The goal of my project is to determine the best/easiest way to obtain maximum performance for stenciled functions simultaneously for CPUs and GPUs using Kokkos. Explicit methods such as finited difference and finite volume for MHD/hydrodynamics on structured meshes can typically be decomposed into a series of stenciled functions applied to the mesh. Rather than write an entire MHD code using several different approaches, I want to focus on a simple function, such as a centered finite derivative.

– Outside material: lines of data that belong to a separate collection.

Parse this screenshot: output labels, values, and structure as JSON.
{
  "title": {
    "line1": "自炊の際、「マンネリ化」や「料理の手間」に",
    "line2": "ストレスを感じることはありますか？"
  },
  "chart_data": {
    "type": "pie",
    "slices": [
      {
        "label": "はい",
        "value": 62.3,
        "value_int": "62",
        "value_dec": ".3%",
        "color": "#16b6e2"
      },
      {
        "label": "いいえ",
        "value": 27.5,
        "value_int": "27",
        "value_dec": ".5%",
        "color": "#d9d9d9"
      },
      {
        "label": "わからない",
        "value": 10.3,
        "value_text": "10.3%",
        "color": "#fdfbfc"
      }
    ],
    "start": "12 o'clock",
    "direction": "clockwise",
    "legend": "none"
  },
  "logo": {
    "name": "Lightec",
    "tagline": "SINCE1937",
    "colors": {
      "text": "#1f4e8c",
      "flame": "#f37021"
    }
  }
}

Depending on time constraints, I will implement this hypothetical dieal approach in the hydro code Kathena and compare to a naive Kokkos implementation and a CPU optimized Athena version.
Basic types of functions I want to test:
Stenciless operations
Centered 1D stencil operations, in X, Y, and Z.
Small and Large Stencils
High and Low arthmetic intensities
High and Low register use (simple and complex functions)

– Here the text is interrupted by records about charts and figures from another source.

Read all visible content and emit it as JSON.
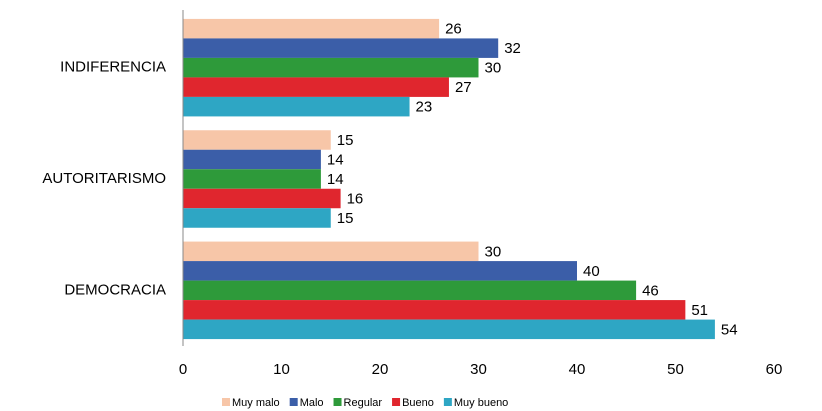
{
  "chart_data": {
    "type": "hbar",
    "categories": [
      "INDIFERENCIA",
      "AUTORITARISMO",
      "DEMOCRACIA"
    ],
    "series": [
      {
        "name": "Muy malo",
        "color": "#f7c6a8",
        "values": [
          26,
          15,
          30
        ]
      },
      {
        "name": "Malo",
        "color": "#3b5ea8",
        "values": [
          32,
          14,
          40
        ]
      },
      {
        "name": "Regular",
        "color": "#2e9a3a",
        "values": [
          30,
          14,
          46
        ]
      },
      {
        "name": "Bueno",
        "color": "#e0262e",
        "values": [
          27,
          16,
          51
        ]
      },
      {
        "name": "Muy bueno",
        "color": "#2ea6c4",
        "values": [
          23,
          15,
          54
        ]
      }
    ],
    "xlim": [
      0,
      60
    ],
    "xticks": [
      0,
      10,
      20,
      30,
      40,
      50,
      60
    ],
    "legend": "bottom",
    "grid": false
  }
}
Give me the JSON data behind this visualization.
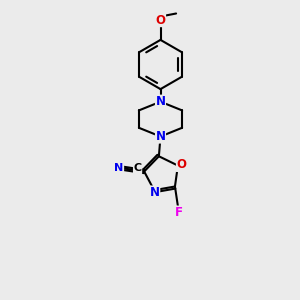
{
  "bg_color": "#ebebeb",
  "bond_color": "#000000",
  "bond_width": 1.5,
  "atom_colors": {
    "N": "#0000ee",
    "O": "#dd0000",
    "F": "#ee00ee",
    "C": "#000000"
  },
  "font_size": 8.5
}
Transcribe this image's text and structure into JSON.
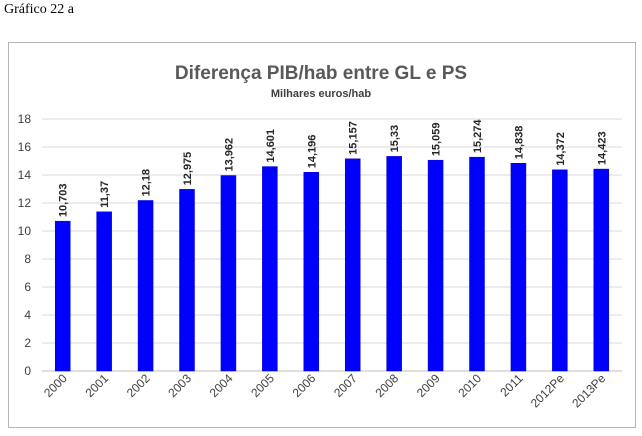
{
  "caption": "Gráfico 22 a",
  "colors": {
    "bar": "#0000ff",
    "bar_stroke": "#0000cc",
    "grid": "#d9d9d9",
    "axis": "#bfbfbf"
  },
  "chart_data": {
    "type": "bar",
    "title": "Diferença PIB/hab entre GL e PS",
    "subtitle": "Milhares euros/hab",
    "xlabel": "",
    "ylabel": "",
    "ylim": [
      0,
      18
    ],
    "yticks": [
      "0",
      "2",
      "4",
      "6",
      "8",
      "10",
      "12",
      "14",
      "16",
      "18"
    ],
    "grid": true,
    "categories": [
      "2000",
      "2001",
      "2002",
      "2003",
      "2004",
      "2005",
      "2006",
      "2007",
      "2008",
      "2009",
      "2010",
      "2011",
      "2012Pe",
      "2013Pe"
    ],
    "values": [
      10.703,
      11.37,
      12.18,
      12.975,
      13.962,
      14.601,
      14.196,
      15.157,
      15.33,
      15.059,
      15.274,
      14.838,
      14.372,
      14.423
    ],
    "data_labels": [
      "10,703",
      "11,37",
      "12,18",
      "12,975",
      "13,962",
      "14,601",
      "14,196",
      "15,157",
      "15,33",
      "15,059",
      "15,274",
      "14,838",
      "14,372",
      "14,423"
    ]
  }
}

The main questions I want answered are:
What is the fastest CPU implementation?
What is the fastest Kokkos implementation for CPUs?

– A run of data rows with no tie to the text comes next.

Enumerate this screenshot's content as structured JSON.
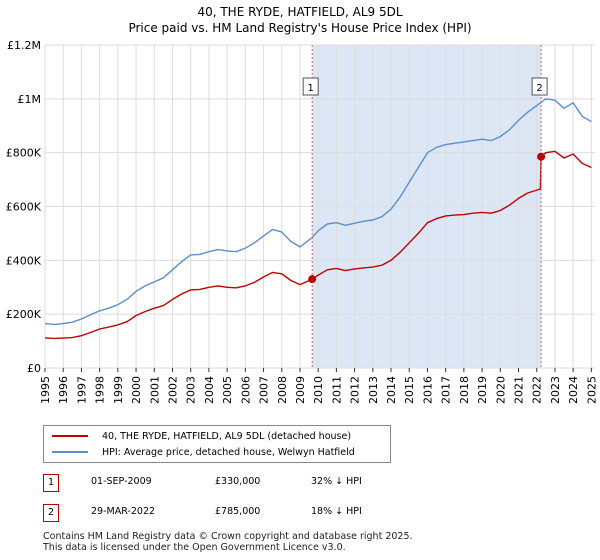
{
  "title_line1": "40, THE RYDE, HATFIELD, AL9 5DL",
  "title_line2": "Price paid vs. HM Land Registry's House Price Index (HPI)",
  "chart_data": {
    "type": "line",
    "xlim": [
      1995,
      2025.2
    ],
    "ylim": [
      0,
      1200000
    ],
    "x_ticks": [
      "1995",
      "1996",
      "1997",
      "1998",
      "1999",
      "2000",
      "2001",
      "2002",
      "2003",
      "2004",
      "2005",
      "2006",
      "2007",
      "2008",
      "2009",
      "2010",
      "2011",
      "2012",
      "2013",
      "2014",
      "2015",
      "2016",
      "2017",
      "2018",
      "2019",
      "2020",
      "2021",
      "2022",
      "2023",
      "2024",
      "2025"
    ],
    "y_ticks": [
      {
        "value": 0,
        "label": "£0"
      },
      {
        "value": 200000,
        "label": "£200K"
      },
      {
        "value": 400000,
        "label": "£400K"
      },
      {
        "value": 600000,
        "label": "£600K"
      },
      {
        "value": 800000,
        "label": "£800K"
      },
      {
        "value": 1000000,
        "label": "£1M"
      },
      {
        "value": 1200000,
        "label": "£1.2M"
      }
    ],
    "shaded_region": {
      "from": 2009.67,
      "to": 2022.24,
      "color": "#dce6f5"
    },
    "series": [
      {
        "name": "40, THE RYDE, HATFIELD, AL9 5DL (detached house)",
        "color": "#c00000",
        "points": [
          [
            1995,
            112000
          ],
          [
            1995.5,
            110000
          ],
          [
            1996,
            111000
          ],
          [
            1996.5,
            113000
          ],
          [
            1997,
            120000
          ],
          [
            1997.5,
            132000
          ],
          [
            1998,
            145000
          ],
          [
            1998.5,
            152000
          ],
          [
            1999,
            160000
          ],
          [
            1999.5,
            172000
          ],
          [
            2000,
            195000
          ],
          [
            2000.5,
            210000
          ],
          [
            2001,
            222000
          ],
          [
            2001.5,
            232000
          ],
          [
            2002,
            255000
          ],
          [
            2002.5,
            275000
          ],
          [
            2003,
            290000
          ],
          [
            2003.5,
            292000
          ],
          [
            2004,
            300000
          ],
          [
            2004.5,
            305000
          ],
          [
            2005,
            300000
          ],
          [
            2005.5,
            298000
          ],
          [
            2006,
            305000
          ],
          [
            2006.5,
            318000
          ],
          [
            2007,
            338000
          ],
          [
            2007.5,
            355000
          ],
          [
            2008,
            350000
          ],
          [
            2008.5,
            325000
          ],
          [
            2009,
            310000
          ],
          [
            2009.67,
            330000
          ],
          [
            2010,
            345000
          ],
          [
            2010.5,
            365000
          ],
          [
            2011,
            370000
          ],
          [
            2011.5,
            362000
          ],
          [
            2012,
            368000
          ],
          [
            2012.5,
            372000
          ],
          [
            2013,
            375000
          ],
          [
            2013.5,
            382000
          ],
          [
            2014,
            400000
          ],
          [
            2014.5,
            430000
          ],
          [
            2015,
            465000
          ],
          [
            2015.5,
            500000
          ],
          [
            2016,
            540000
          ],
          [
            2016.5,
            555000
          ],
          [
            2017,
            565000
          ],
          [
            2017.5,
            568000
          ],
          [
            2018,
            570000
          ],
          [
            2018.5,
            575000
          ],
          [
            2019,
            578000
          ],
          [
            2019.5,
            575000
          ],
          [
            2020,
            585000
          ],
          [
            2020.5,
            605000
          ],
          [
            2021,
            630000
          ],
          [
            2021.5,
            650000
          ],
          [
            2022.2,
            665000
          ],
          [
            2022.24,
            785000
          ],
          [
            2022.5,
            800000
          ],
          [
            2023,
            805000
          ],
          [
            2023.5,
            780000
          ],
          [
            2024,
            795000
          ],
          [
            2024.5,
            760000
          ],
          [
            2025,
            745000
          ]
        ]
      },
      {
        "name": "HPI: Average price, detached house, Welwyn Hatfield",
        "color": "#5b8fd0",
        "points": [
          [
            1995,
            165000
          ],
          [
            1995.5,
            162000
          ],
          [
            1996,
            165000
          ],
          [
            1996.5,
            170000
          ],
          [
            1997,
            182000
          ],
          [
            1997.5,
            198000
          ],
          [
            1998,
            212000
          ],
          [
            1998.5,
            222000
          ],
          [
            1999,
            235000
          ],
          [
            1999.5,
            255000
          ],
          [
            2000,
            285000
          ],
          [
            2000.5,
            305000
          ],
          [
            2001,
            320000
          ],
          [
            2001.5,
            335000
          ],
          [
            2002,
            365000
          ],
          [
            2002.5,
            395000
          ],
          [
            2003,
            420000
          ],
          [
            2003.5,
            422000
          ],
          [
            2004,
            432000
          ],
          [
            2004.5,
            440000
          ],
          [
            2005,
            435000
          ],
          [
            2005.5,
            432000
          ],
          [
            2006,
            445000
          ],
          [
            2006.5,
            465000
          ],
          [
            2007,
            490000
          ],
          [
            2007.5,
            515000
          ],
          [
            2008,
            505000
          ],
          [
            2008.5,
            470000
          ],
          [
            2009,
            450000
          ],
          [
            2009.67,
            485000
          ],
          [
            2010,
            510000
          ],
          [
            2010.5,
            535000
          ],
          [
            2011,
            540000
          ],
          [
            2011.5,
            530000
          ],
          [
            2012,
            538000
          ],
          [
            2012.5,
            545000
          ],
          [
            2013,
            550000
          ],
          [
            2013.5,
            562000
          ],
          [
            2014,
            590000
          ],
          [
            2014.5,
            635000
          ],
          [
            2015,
            690000
          ],
          [
            2015.5,
            745000
          ],
          [
            2016,
            800000
          ],
          [
            2016.5,
            820000
          ],
          [
            2017,
            830000
          ],
          [
            2017.5,
            835000
          ],
          [
            2018,
            840000
          ],
          [
            2018.5,
            845000
          ],
          [
            2019,
            850000
          ],
          [
            2019.5,
            845000
          ],
          [
            2020,
            860000
          ],
          [
            2020.5,
            885000
          ],
          [
            2021,
            920000
          ],
          [
            2021.5,
            950000
          ],
          [
            2022,
            975000
          ],
          [
            2022.5,
            1000000
          ],
          [
            2023,
            995000
          ],
          [
            2023.5,
            965000
          ],
          [
            2024,
            985000
          ],
          [
            2024.5,
            935000
          ],
          [
            2025,
            915000
          ]
        ]
      }
    ],
    "sales": [
      {
        "label": "1",
        "x": 2009.67,
        "y": 330000
      },
      {
        "label": "2",
        "x": 2022.24,
        "y": 785000
      }
    ]
  },
  "legend": {
    "items": [
      {
        "label": "40, THE RYDE, HATFIELD, AL9 5DL (detached house)",
        "color": "#c00000"
      },
      {
        "label": "HPI: Average price, detached house, Welwyn Hatfield",
        "color": "#5b8fd0"
      }
    ]
  },
  "transactions": [
    {
      "num": "1",
      "date": "01-SEP-2009",
      "price": "£330,000",
      "hpi": "32% ↓ HPI"
    },
    {
      "num": "2",
      "date": "29-MAR-2022",
      "price": "£785,000",
      "hpi": "18% ↓ HPI"
    }
  ],
  "footer": {
    "line1": "Contains HM Land Registry data © Crown copyright and database right 2025.",
    "line2": "This data is licensed under the Open Government Licence v3.0."
  }
}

What is the fastest Kokkos implementation for GPUs?
What is the fastest Kokkos implementation for both CPUs and GPUs?
What is the fastest CUDA implementation for GPUs?
What is the easiest+fast Kokkos implementation for both CPUs and GPUs?
How do all of these implementations compare?
Specific approaches I want to try/Questions/Random Notes
Varying problem size Varying register use?
How to get SIMD computations on the CPU?
Can Kokkos give the same performance as CUDA?
Does UVM incur a performance penalty? Even if the data stays on the GPU? In CUDA? In Kokkos? How big a performance penalty is there if data is transferred on and off the GPU every time step?
How do you best utilize the explicit caches? On GPUs? Can you do this with Kokkos? On CPUs with SIMD?
Do aligned data accesses matter? On the GPU? On the CPU?
What if boundaries are computed in a separate function? -On the GPU? -On the CPU? (w/, w/o UVM)
What if boundaries are transferred via MPI? -Between CUDA addresses? -UVM? -Same node? Separate nodes? -cudaAdvise - in Kokkos too?
How does high register use change these answers? (EG. in reconstruction?)
Can OpenACC give the same performance as Kokkos? As CUDA?
Do these same considerations apply for the FPGAs?